OSER S'OPPOSER AUX MEDECINS DU TRAVAIL SOUMIS AU PATRONAT

Février 2008


Il n'est hélas pas exceptionnel de rencontrer des entreprises où le médecin du travail ne s'investit pas dans la prévention, délaisse la mission en milieu de travail qui lui incombe et laisse perdurer des conditions de travail inacceptables. 

Dans le cas de l'amiante, il a été récemment révélé la mise en examen du Docteur Claude Raffaéli, ancien médecin du travail de Ferodo-Valéo à Condé sur Noireau. Par référence à la revue " Préventique-Sécurité " de novembre/décembre 2007, " nous sommes en mesure de préciser que cette décision de justice vise trois infractions : 

- non assistance à personne en péril ;

- atteinte à la vie, homicides involontaires ;

- atteinte à l'intégrité physique d'autrui, blessures involontaires. 

Il est notamment reproché au médecin de ne pas avoir : 

- délivré des attestations de contre-indications médicales aux expositions à l'amiante des salariés, pouvant permettre des aménagements de postes de travail ;

- établi des déclarations de maladies professionnelles ;

- proposé aux employeurs la mise en place de protections collectives ou individuelles protégeant les salariés d'une manière plus efficaces que celles existantes ;

- informé les employeurs sur l'ampleur des dommages liés à l'amiante ;

- informé les salariés sur les dangers aux fins de les protéger, et sur leurs propres pathologies ;

- respecté sa mission de médecin du travail réglementée par le Code du travail : absence d'action en vue de l'amélioration générale et significative des conditions de travail. 

Le juge d'instruction a décidé que ces différents manquements constituent des fautes caractérisées d'imprudence et de négligences particulièrement graves. " 

Le dossier Raffaéli, seul médecin du travail ayant siégé dans le lobby patronal de l'amiante, le C.P.A., est très lourd, et il n'est pas tolérable que la Confédération Générale des Cadres l'ait reconduit en novembre 2007 pour siéger au " conseil de surveillance du fonds de cessation anticipée d'activité des travailleurs de l'amiante " (J.O. du 02/12/2007. ). Evoquer à Condé ce qu'a été l'action de Raffaéli suscite des réactions de colère, d'amertume et de ressentiment. 

Un exemple à suivre 

Pour éviter que se renouvellent de tels faits, il est essentiel que les comités d'entreprise et comités d'établissements exercent le contrôle social des services de santé au travail qui leur est assigné par les textes, y compris en obtenant le changement du médecin du travail lorsqu'il ne remplit pas le rôle exclusivement préventif qui lui est assigné par l'article L 241-2 du Code du Travail qui consiste à éviter toute altération de la santé des travailleurs du fait de leur travail, notamment en surveillant les conditions d'hygiène du travail. 
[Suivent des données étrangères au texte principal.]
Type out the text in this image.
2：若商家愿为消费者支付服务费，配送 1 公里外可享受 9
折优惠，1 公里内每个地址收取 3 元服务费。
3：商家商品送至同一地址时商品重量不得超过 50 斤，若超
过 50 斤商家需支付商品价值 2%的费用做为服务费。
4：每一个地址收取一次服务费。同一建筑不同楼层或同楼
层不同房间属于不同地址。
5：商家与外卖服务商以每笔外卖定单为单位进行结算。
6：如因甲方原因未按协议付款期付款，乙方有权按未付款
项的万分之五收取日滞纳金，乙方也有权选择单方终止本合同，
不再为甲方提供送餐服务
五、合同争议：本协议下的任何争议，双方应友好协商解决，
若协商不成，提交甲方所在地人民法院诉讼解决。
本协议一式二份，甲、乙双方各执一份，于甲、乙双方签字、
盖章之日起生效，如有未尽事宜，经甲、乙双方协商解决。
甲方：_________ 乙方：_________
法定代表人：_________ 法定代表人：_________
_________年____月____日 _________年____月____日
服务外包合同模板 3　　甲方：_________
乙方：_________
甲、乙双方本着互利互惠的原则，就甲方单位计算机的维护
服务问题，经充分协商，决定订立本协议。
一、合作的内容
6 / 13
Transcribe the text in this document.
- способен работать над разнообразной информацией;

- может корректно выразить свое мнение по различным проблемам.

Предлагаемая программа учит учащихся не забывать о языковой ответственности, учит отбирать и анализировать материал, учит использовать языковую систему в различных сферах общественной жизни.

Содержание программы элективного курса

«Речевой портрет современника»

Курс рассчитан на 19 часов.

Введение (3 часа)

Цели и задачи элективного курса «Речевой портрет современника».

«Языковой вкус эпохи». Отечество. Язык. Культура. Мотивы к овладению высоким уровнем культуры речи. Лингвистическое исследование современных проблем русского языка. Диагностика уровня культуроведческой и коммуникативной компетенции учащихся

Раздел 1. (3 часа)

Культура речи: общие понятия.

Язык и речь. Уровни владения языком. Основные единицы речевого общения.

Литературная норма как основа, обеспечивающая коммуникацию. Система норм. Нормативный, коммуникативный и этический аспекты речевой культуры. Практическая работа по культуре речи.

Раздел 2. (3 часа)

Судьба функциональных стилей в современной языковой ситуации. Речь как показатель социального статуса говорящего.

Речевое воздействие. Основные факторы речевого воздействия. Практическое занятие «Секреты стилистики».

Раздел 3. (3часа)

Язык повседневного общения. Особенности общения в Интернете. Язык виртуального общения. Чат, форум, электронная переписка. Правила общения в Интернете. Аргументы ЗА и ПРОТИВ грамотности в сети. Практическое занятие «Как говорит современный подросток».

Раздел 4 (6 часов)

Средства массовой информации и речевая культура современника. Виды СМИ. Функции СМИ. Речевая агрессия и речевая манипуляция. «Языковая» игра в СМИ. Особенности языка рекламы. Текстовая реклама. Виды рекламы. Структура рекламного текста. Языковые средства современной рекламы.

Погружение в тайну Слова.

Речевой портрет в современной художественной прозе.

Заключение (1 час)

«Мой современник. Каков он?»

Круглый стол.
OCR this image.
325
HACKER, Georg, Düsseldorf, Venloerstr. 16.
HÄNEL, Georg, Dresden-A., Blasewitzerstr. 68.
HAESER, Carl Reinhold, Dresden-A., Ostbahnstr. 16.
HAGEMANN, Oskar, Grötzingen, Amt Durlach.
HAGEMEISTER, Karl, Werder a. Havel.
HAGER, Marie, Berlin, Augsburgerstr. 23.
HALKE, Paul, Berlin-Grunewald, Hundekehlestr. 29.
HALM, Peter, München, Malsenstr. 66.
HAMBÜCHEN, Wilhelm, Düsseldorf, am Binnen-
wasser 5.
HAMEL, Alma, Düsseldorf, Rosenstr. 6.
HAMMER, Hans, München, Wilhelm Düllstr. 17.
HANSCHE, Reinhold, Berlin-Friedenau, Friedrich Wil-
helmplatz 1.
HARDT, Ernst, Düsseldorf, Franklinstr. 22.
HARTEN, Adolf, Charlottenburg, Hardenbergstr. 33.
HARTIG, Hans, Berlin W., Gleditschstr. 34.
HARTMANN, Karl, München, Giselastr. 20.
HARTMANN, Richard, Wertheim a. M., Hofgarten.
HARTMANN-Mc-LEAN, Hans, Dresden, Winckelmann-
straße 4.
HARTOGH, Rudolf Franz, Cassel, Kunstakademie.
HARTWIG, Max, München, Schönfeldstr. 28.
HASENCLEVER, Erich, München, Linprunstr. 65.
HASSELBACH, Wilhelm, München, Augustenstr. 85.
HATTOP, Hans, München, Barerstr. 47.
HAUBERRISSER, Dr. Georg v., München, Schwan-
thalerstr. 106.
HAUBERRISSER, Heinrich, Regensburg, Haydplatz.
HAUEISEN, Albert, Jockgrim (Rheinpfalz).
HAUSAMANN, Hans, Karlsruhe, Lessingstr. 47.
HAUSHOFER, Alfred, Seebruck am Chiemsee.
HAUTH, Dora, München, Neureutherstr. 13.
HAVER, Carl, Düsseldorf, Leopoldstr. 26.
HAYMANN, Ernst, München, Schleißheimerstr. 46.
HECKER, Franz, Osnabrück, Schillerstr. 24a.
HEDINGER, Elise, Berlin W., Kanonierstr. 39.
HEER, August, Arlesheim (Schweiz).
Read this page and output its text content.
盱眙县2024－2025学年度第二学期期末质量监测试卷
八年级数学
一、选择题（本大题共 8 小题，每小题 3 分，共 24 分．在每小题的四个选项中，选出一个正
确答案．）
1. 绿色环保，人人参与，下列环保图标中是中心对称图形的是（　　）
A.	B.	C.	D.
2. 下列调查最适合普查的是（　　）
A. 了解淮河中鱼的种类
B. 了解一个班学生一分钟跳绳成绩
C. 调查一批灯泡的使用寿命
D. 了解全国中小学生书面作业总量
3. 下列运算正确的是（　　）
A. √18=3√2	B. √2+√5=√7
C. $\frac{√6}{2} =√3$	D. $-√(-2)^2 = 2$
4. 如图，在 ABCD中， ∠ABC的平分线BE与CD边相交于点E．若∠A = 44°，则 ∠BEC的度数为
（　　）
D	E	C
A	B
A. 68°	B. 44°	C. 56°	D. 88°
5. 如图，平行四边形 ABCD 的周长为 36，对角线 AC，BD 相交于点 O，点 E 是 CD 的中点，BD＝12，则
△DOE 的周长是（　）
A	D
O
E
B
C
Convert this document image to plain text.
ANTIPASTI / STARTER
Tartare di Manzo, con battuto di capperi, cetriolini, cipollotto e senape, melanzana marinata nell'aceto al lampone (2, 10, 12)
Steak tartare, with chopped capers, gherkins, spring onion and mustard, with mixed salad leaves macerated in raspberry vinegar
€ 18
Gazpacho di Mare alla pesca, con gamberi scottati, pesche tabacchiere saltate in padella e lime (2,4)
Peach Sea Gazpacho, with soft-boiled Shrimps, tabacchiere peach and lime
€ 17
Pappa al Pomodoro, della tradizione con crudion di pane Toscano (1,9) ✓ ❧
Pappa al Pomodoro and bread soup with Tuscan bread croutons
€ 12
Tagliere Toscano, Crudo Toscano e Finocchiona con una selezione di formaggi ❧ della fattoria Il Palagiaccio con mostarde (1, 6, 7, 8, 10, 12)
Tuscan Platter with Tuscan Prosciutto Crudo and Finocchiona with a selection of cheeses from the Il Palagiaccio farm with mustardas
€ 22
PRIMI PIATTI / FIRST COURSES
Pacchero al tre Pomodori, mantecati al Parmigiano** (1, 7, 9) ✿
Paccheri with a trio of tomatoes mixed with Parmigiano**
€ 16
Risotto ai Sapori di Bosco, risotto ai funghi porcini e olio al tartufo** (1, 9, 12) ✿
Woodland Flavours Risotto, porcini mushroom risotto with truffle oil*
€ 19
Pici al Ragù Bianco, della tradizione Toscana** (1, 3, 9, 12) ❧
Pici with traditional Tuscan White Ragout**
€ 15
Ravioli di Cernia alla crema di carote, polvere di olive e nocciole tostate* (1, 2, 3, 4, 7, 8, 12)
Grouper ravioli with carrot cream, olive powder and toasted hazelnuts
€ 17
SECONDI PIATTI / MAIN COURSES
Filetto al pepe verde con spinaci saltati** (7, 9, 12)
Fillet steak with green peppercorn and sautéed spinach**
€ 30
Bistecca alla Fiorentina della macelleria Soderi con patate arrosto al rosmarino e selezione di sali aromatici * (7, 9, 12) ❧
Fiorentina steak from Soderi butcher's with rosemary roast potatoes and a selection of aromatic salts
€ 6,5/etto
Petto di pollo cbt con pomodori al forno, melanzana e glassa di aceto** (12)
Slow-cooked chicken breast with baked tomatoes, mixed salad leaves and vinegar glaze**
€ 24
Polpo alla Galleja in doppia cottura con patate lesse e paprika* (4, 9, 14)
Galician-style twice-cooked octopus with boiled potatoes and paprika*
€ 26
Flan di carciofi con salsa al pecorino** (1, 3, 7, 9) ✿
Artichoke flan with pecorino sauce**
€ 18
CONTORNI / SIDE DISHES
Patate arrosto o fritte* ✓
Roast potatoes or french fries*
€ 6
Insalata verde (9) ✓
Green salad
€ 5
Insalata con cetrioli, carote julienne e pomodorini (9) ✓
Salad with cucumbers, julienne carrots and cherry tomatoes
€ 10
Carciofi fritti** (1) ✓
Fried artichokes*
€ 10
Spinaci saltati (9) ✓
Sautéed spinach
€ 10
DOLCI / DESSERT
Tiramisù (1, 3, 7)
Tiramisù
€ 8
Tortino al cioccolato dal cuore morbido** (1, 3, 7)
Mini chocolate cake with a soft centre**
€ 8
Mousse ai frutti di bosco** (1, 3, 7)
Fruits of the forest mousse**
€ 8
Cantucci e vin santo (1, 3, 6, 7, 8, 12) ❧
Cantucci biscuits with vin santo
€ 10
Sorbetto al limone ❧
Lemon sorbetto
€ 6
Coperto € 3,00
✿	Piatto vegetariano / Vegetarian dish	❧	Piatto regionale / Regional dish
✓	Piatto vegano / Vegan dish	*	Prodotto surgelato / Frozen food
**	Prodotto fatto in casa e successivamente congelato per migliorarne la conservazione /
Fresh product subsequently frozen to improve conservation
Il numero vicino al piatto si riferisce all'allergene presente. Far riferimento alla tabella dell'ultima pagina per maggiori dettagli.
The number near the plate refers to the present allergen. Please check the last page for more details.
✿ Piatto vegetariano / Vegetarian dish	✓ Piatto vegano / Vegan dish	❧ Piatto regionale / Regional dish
Un exemple à suivre est celui des organisations syndicales de l'entreprise Trigano à Tournon, dans l'Ardèche. Suite à leur action déterminée au niveau du C.E. et en opposition avec le service de médecine du travail interentreprises, ils ont obtenu, au 1er janvier 2008, la démission du médecin du travail.

Lors d'un C.E. de fin novembre 2006, les élus avaient dénoncé, de la part du médecin, l'absence de surveillance sur la nature des produits utilisés et sur leur condition d'utilisation. Lors du débat, ils avaient clairement signifié : " les salariés ne veulent plus de ce médecin du travail. Ils ne lui font plus confiance. " " Ils veulent une personne compétente qui fait de la prévention . "

Suite à quoi le C.E. a voté un texte demandant le changement du médecin du travail, et ils ont gagné malgré de multiples pressions pour les faire revenir sur leur demande.

De son côté, la direction de l'entreprise est peu intervenue car elle-même doit faire face à une plainte au pénal suite à un PV de l'inspection du travail en décembre 2005, consécutif à une visite suscitée par une demande du syndicat C.G.T. A noter que l'inspectrice du travail non seulement a dressé un long PV, détaillé et précis, des infractions relevées mais qu'elle en a communiqué l'essentiel aux syndicats en les informant de leur possibilité de se porter partie civile lors du futur procès. Le directeur de l'entreprise est donc sous le coup d'une accusation de : 

- blessures involontaires avec incapacité de plus de trois mois par violation manifeste délibérée d'obligation de sécurité ou de prudence dans le cadre du travail ; 

- emploi de travailleur dans un local à pollution spécifique sans respecter les règles sur l'aération et l'assainissement. 

L'affaire sera appelée à l'audience du Tribunal correctionnel de Privas le 13 mars prochain, le syndicat C.G.T. s'étant porté partie civile avec l'aide des avocats du cabinet Teissonnière. 

Ainsi y a t-il mise en cause à la fois de la direction de l'entreprise et du médecin du travail.